Für einige vielversprechende Interventionen wurden im Laufe der Jahre entweder die Unwirksamkeit oder sogar ein negativer Einfluss nachgewiesen. Wurde zunächst den inhalativen Anästhetika eine kardioprotektive Wirkung zugesprochen [1], konnte dies in großen randomisierten klinischen Studien nicht belegt werden [4]. Die kardioprotektiven Effekte einer perioperativen β‑Adrenozeptor-Blockade wurde hingegen auch in neueren großen klinischen Studien aufgezeigt; allerdings war dieser organprotektive Effekt, nachgewiesen durch eine Reduktion der Enzymfreisetzung, verbunden mit einem erhöhten Risiko, einen perioperativen Schlaganfall zu erleiden und hierdurch eine erhöhte Sterblichkeit zu akzeptieren [6]. Die Reduktion von Komplikationen bei Anwendung einer regionalen oder neuroaxialen Anästhesie im Vergleich zur Allgemeinanästhesie ist weiterhin umstritten [3].

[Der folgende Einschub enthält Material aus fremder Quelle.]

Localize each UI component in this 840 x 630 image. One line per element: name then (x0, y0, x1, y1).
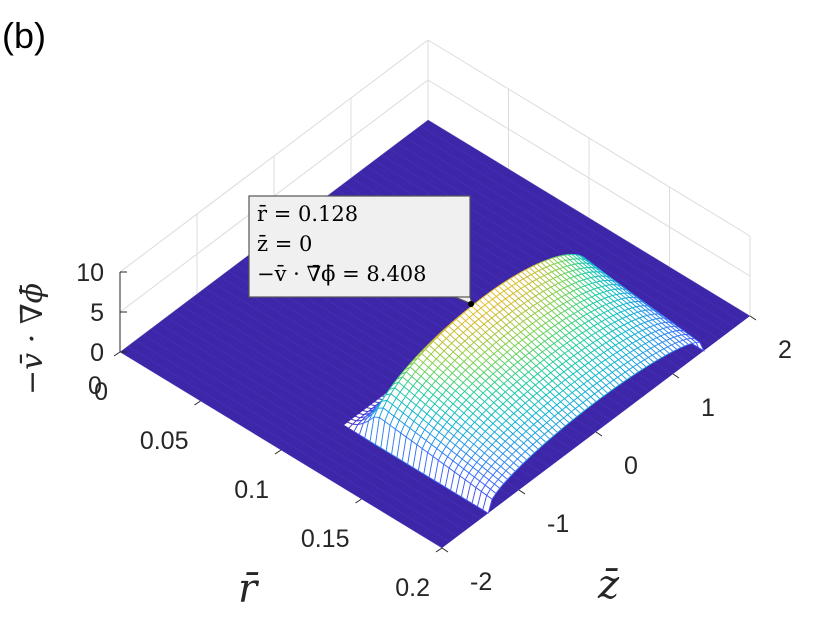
x-tick-label: 0.2 (395, 574, 430, 602)
mesh-line (420, 125, 743, 322)
y-tick (595, 431, 603, 437)
mesh-line (397, 143, 720, 340)
x-tick (355, 498, 362, 504)
z-tick-label: 5 (90, 299, 104, 327)
y-axis-label: z̄ (597, 562, 620, 608)
x-tick (435, 547, 443, 553)
datatip-box (248, 195, 471, 298)
y-tick (672, 373, 680, 379)
z-tick-label: 10 (76, 259, 104, 287)
surface-patch (482, 494, 493, 514)
mesh-line (127, 346, 450, 543)
z-axis-label: −v̄ · ∇̄ϕ̄ (15, 283, 50, 395)
x-tick (194, 400, 201, 406)
mesh-line (143, 334, 466, 531)
mesh-line (150, 328, 473, 525)
x-tick-label: 0 (94, 378, 108, 406)
x-tick-label: 0.05 (140, 427, 189, 455)
x-tick (274, 449, 282, 455)
datatip-marker (468, 301, 474, 307)
y-tick (749, 315, 757, 321)
grid-line (119, 39, 429, 273)
datatip[interactable]: r̄ = 0.128 z̄ = 0 −v̄ · ∇̄ϕ̄ = 8.408 (248, 195, 474, 307)
y-tick-label: 1 (701, 394, 715, 422)
datatip-line-r: r̄ = 0.128 (257, 202, 358, 226)
datatip-line-value: −v̄ · ∇̄ϕ̄ = 8.408 (257, 262, 427, 286)
x-axis-label: r̄ (238, 566, 260, 612)
mesh-line (404, 137, 727, 334)
mesh-line (135, 340, 458, 537)
axis-ticks: 0 0.05 0.1 0.15 0.2 -2 -1 0 1 2 0 5 10 0 (76, 259, 792, 602)
z-tick-label: 0 (90, 339, 104, 367)
y-tick (441, 547, 449, 553)
grid-line (427, 39, 751, 237)
y-tick-label: 0 (624, 452, 638, 480)
datatip-line-z: z̄ = 0 (257, 232, 312, 256)
x-tick-label: 0.15 (301, 525, 350, 553)
y-tick (518, 489, 526, 495)
mesh-line (158, 322, 481, 520)
mesh-line (427, 119, 751, 317)
surface-mesh (119, 119, 751, 549)
panel-label: (b) (2, 15, 46, 56)
origin-tick-label: 0 (88, 372, 102, 400)
grid-line (427, 79, 751, 277)
y-tick-label: 2 (778, 336, 792, 364)
y-tick-label: -2 (470, 568, 492, 596)
mesh-line (412, 131, 735, 328)
y-tick-label: -1 (547, 510, 569, 538)
x-tick-label: 0.1 (234, 476, 269, 504)
x-tick (113, 351, 121, 357)
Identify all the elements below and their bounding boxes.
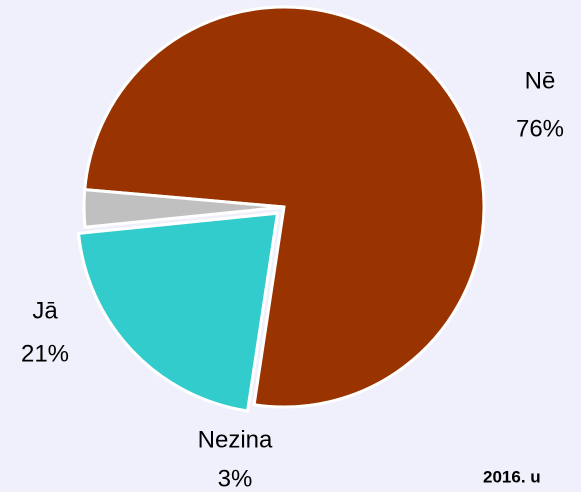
slice-value-label: 76%	[516, 115, 564, 142]
pie-slice	[83, 5, 486, 409]
slice-value-label: 3%	[218, 465, 253, 492]
slice-label: Nezina	[198, 426, 273, 453]
annotation: 2016. u	[483, 467, 541, 486]
slice-label: Nē	[525, 67, 556, 94]
pie-slice	[76, 211, 280, 413]
slice-label: Jā	[32, 297, 58, 324]
pie-slice	[82, 187, 285, 229]
slice-value-label: 21%	[21, 340, 69, 367]
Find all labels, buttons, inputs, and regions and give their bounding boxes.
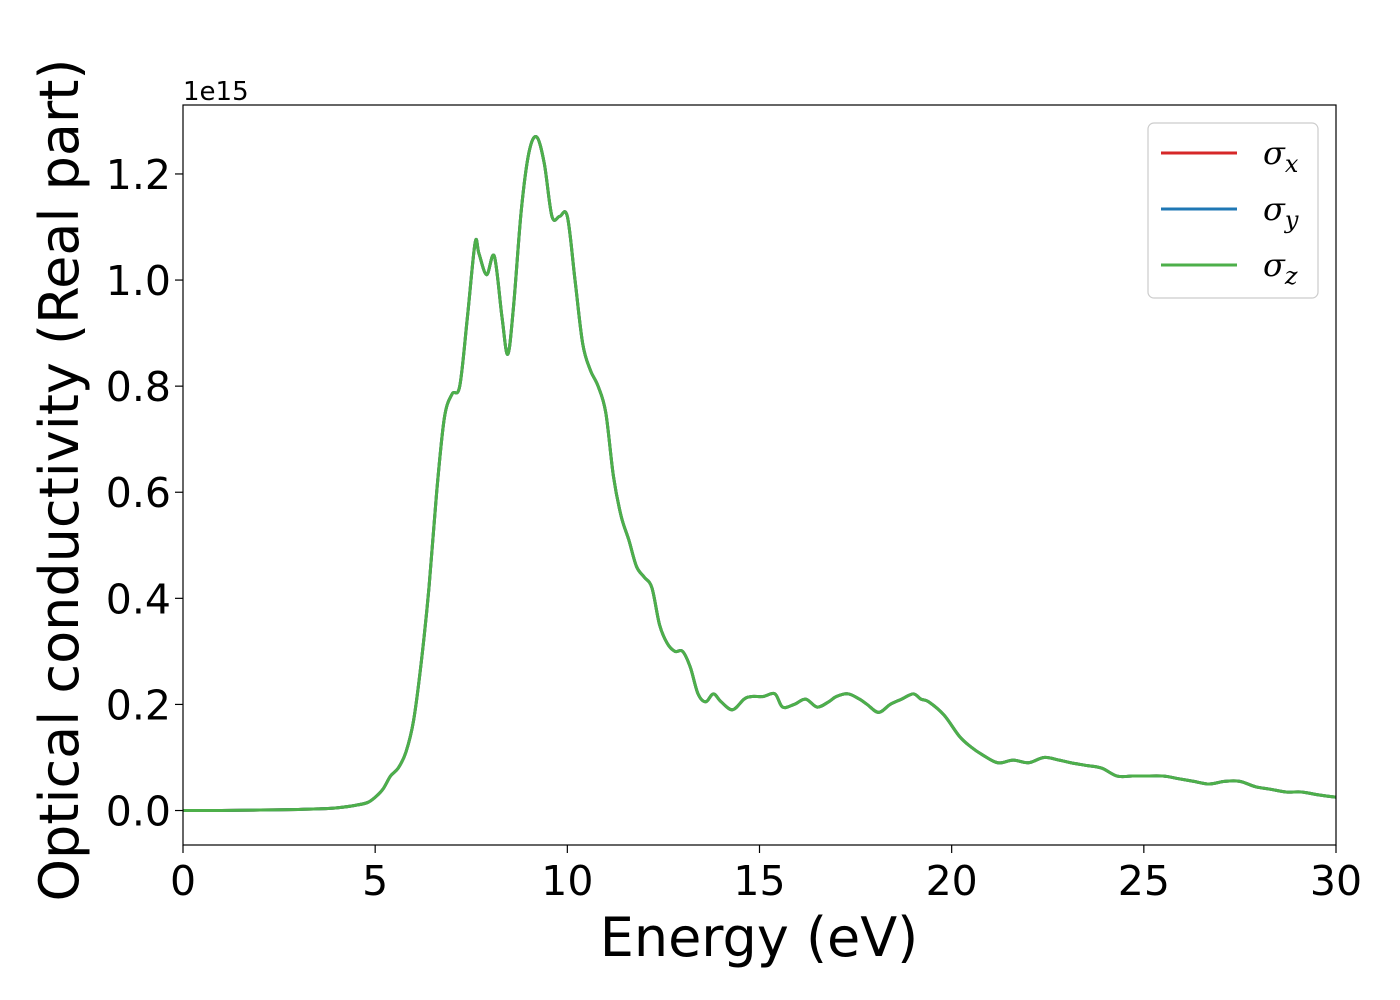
x-tick-label: 5 (362, 857, 388, 905)
legend-label-y: σy (1263, 190, 1299, 234)
x-tick-label: 25 (1118, 857, 1170, 905)
y-axis-label: Optical conductivity (Real part) (28, 59, 91, 902)
legend: σx σy σz (1147, 122, 1319, 299)
x-axis-ticks: 0 5 10 15 20 25 30 (170, 845, 1362, 905)
plot-area (183, 134, 1336, 813)
x-axis-label: Energy (eV) (600, 906, 919, 969)
x-tick-label: 20 (926, 857, 978, 905)
y-tick-label: 0.6 (106, 469, 171, 517)
x-tick-label: 0 (170, 857, 196, 905)
y-tick-label: 0.8 (106, 363, 171, 411)
x-tick-label: 30 (1310, 857, 1362, 905)
series-layer (183, 134, 1336, 813)
x-tick-label: 15 (733, 857, 785, 905)
legend-label-z: σz (1263, 246, 1298, 290)
series-line-z (183, 134, 1336, 813)
y-tick-label: 1.0 (106, 257, 171, 305)
y-tick-label: 0.2 (106, 681, 171, 729)
legend-label-x: σx (1263, 134, 1299, 178)
y-tick-label: 1.2 (106, 151, 171, 199)
x-tick-label: 10 (541, 857, 593, 905)
y-tick-label: 0.4 (106, 575, 171, 623)
y-scale-offset-label: 1e15 (183, 77, 249, 107)
y-tick-label: 0.0 (106, 788, 171, 836)
y-axis-ticks: 0.0 0.2 0.4 0.6 0.8 1.0 1.2 (106, 151, 183, 836)
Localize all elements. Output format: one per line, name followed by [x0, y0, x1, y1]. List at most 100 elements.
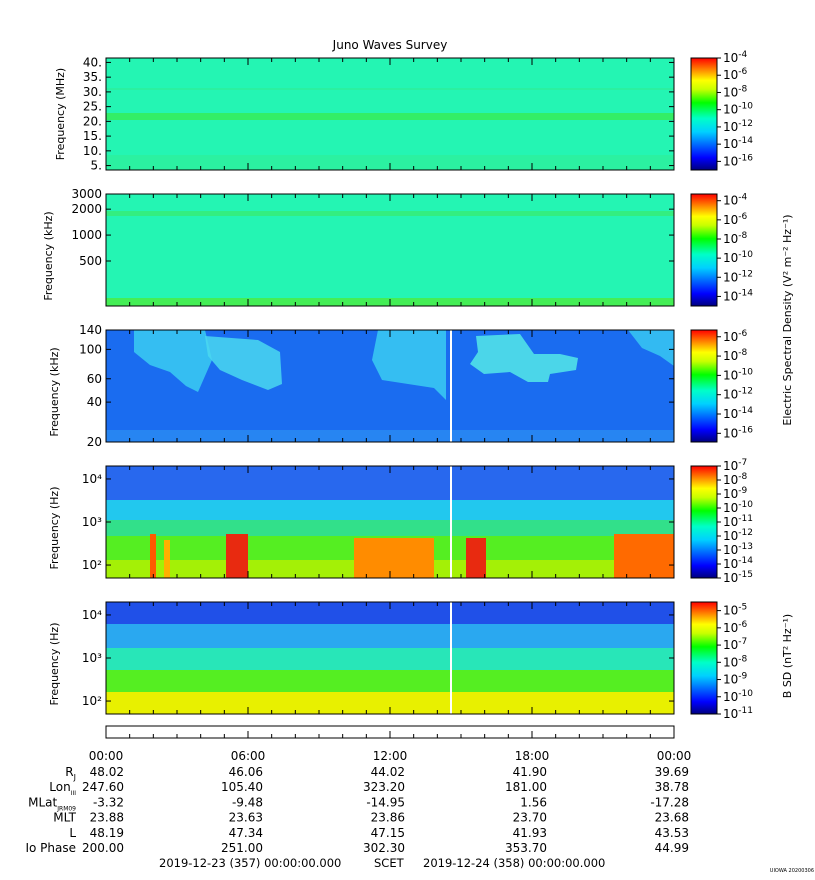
hfr-low-background	[106, 194, 674, 306]
lfr-low-e-upper	[106, 500, 674, 520]
hfr-low-ylabel: Frequency (kHz)	[42, 211, 55, 300]
ephemeris-value: 23.88	[90, 811, 124, 825]
electric-colorbar-label: Electric Spectral Density (V² m⁻² Hz⁻¹)	[781, 214, 794, 425]
scet-label: SCET	[374, 856, 405, 870]
ephemeris-value: -9.48	[232, 795, 263, 809]
colorbar-1	[690, 57, 718, 171]
colorbar-tick-label: 10-4	[723, 50, 748, 65]
ytick-label: 10²	[82, 694, 102, 708]
ephemeris-value: 47.34	[229, 826, 263, 840]
colorbar-tick-label: 10-6	[723, 329, 748, 344]
lfr-low-e-burst-6	[164, 540, 170, 578]
ephemeris-value: 181.00	[505, 780, 547, 794]
panel-lfr-high: Frequency (kHz)	[48, 329, 675, 443]
lfr-high-emission-5	[628, 330, 674, 366]
colorbar-tick-label: 10-9	[723, 486, 748, 501]
colorbar-tick-label: 10-4	[723, 193, 748, 208]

Nein, ein Schwarz-Weiß, ein Richtig-Falsch gibt es nicht, und dennoch zeigt die Übersichtarbeit von Janßen et al. [2], dass es viele Bereiche gibt, auf denen auch wir als Anästhesisten einen Unterschied ausmachen können. Allerdings vielleicht nicht mit der einen, perfekten, Intervention, sondern durch Optimierung vieler kleiner Schritte und Interventionen, um so im komplizierten Prozess der perioperativen Betreuung von Hochrisikopatienten vermeidbare Komplikationen weiterzureduzieren. Hierbei wird sich in den kommenden Jahren das Arbeitsfeld des Anästhesisten sowohl auf die prä- als auch die postoperative Optimierung ausweiten müssen. Auch wenn wir bereits heute von einer präoperativen Optimierung unserer Patienten sprechen, so wird diese in der Realität noch zu wenig in die Tat umgesetzt: einen Patienten mit Diabetes mellitus und erhöhtem HbA1c zurückverweisen zum Diätisten/Hausarzt, um die antidiabetische Therapie zu optimieren und hierfür auch den operativen Eingriff verschieben? Ein intensiviertes Prähabilationsprogramm, inklusive Muskeltraining und Ernährungsberatung, bei Tumorpatienten und hierfür selbst die Tumorresektion verschieben? Dies ist sicher noch nicht in den Klinikalltag integriert.

Eine postoperative Visite bei allen klinischen Patienten mit gezielter Anordnung von Maßnahmen auf der Normalstation durch den Anästhesisten [7]? Eine kabellose kontinuierliche Überwachung der Vitalfunktionen auf der postoperativen Normalstation, oder sogar nach der Entlassung zu Hause [5]? Auch dies klingt heute noch wie Science-Fiction, könnte aber in den kommenden Jahren dazu beitragen, gerade im postoperativen Verlauf Komplikationen frühzeitig zu erkennen und dadurch schneller und effektiver behandeln zu können.

Janßen et al. gehen ausführlich auf die Problematik der verschiedenen Begleitmedikationen bei Hochrisikopatienten ein und geben dem klinisch tätigen Anästhesisten einen praktischen Leitfaden für den perioperativen Umgang mit dieser Begleitmedikation an die Hand. Sie gehen auch auf aktuelle Diskussionen im Bereich der Anästhesie (Hyperoxie, Hypotonie) ein und zeigen hierdurch unterschiedlichste Aspekte auf, an denen der Anästhesist in der Lage ist, die perioperative Betreuung von Hochrisikopatienten weiterzuoptimieren.